Белгородчина: прошлое, настоящее и будущее

Вид материалаПрограмма
Подобный материал:
1   2   3   4   5   6   7   8   9   ...   18

Бабинцев В.П., доктор философских наук, профессор, заведующий кафедрой социальных технологий БелГУ

(грант РГНФ № 06-03-55310а/ц)


Социализация региональной молодежи в «эпоху смуты» и перспективы ее интерпретации в социологии


Особенностью развития молодежи в современном российском обществе является превращение феномена отклоняющейся социализации из нетипичного и локального, что характерно для большинства исторических периодов, в массовый и, фактически, нормативный. При этом речь идет, прежде всего, об отклонениях (девиациях) «со знаком минус», то есть – о девиациях, носящих асоциальный характер. Они выражаются в несоблюдении правовых и нравственных норм, в отказе от традиционных ценностей, которые обычно относят к числу так называемых «общечеловеческих». Масштабность распространения различных форм девиантного поведения шокирующим образом действует на массовое сознание, приводит в замешательство представителей власти и – вполне естественно – побуждает исследователей к анализу причин данного явления.
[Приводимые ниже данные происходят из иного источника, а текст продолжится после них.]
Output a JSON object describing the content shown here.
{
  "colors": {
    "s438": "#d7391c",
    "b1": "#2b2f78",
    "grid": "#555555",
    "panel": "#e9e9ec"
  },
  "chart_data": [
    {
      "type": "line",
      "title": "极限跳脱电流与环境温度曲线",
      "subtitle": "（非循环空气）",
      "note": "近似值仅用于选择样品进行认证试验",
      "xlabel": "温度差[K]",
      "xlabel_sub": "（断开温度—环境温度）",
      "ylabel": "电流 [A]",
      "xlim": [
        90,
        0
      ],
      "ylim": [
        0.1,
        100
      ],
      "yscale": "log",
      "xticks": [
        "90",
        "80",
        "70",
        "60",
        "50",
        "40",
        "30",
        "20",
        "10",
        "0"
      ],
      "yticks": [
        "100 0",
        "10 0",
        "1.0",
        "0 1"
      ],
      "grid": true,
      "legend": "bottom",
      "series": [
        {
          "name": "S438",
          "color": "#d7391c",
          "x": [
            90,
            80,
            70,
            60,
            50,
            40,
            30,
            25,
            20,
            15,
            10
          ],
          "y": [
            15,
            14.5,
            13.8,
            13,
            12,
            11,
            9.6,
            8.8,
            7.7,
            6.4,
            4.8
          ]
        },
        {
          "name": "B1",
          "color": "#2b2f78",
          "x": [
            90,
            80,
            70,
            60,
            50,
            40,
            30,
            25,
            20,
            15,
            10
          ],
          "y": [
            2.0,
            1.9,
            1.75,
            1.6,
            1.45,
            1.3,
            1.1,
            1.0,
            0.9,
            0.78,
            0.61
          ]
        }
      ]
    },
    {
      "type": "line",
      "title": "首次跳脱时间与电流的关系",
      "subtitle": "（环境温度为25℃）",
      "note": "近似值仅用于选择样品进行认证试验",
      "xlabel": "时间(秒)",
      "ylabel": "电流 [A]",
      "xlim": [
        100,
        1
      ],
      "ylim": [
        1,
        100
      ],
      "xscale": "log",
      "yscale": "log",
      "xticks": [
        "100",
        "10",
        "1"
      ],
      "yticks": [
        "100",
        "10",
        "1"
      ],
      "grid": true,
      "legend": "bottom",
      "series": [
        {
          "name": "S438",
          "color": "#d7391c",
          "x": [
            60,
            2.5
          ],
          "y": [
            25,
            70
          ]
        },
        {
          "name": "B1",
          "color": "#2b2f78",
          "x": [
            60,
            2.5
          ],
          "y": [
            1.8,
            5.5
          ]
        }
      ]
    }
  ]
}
Различные формы отклоняющейся социализации молодежи особенно заметны в «провинциальных» (удаленных от столиц и крупных промышленных центров) регионах, возможно, потому, что именно здесь наиболее остро проявляются противоречия социального развития молодежи, выражающиеся в имущественной дифференциации, в невозможности удовлетворить потребности в качественном и доступном образовании. Кроме того, молодежь в «провинциальных» регионах «ближе» к основным социальным институтам и постоянно находится в фокусе общественного мнения.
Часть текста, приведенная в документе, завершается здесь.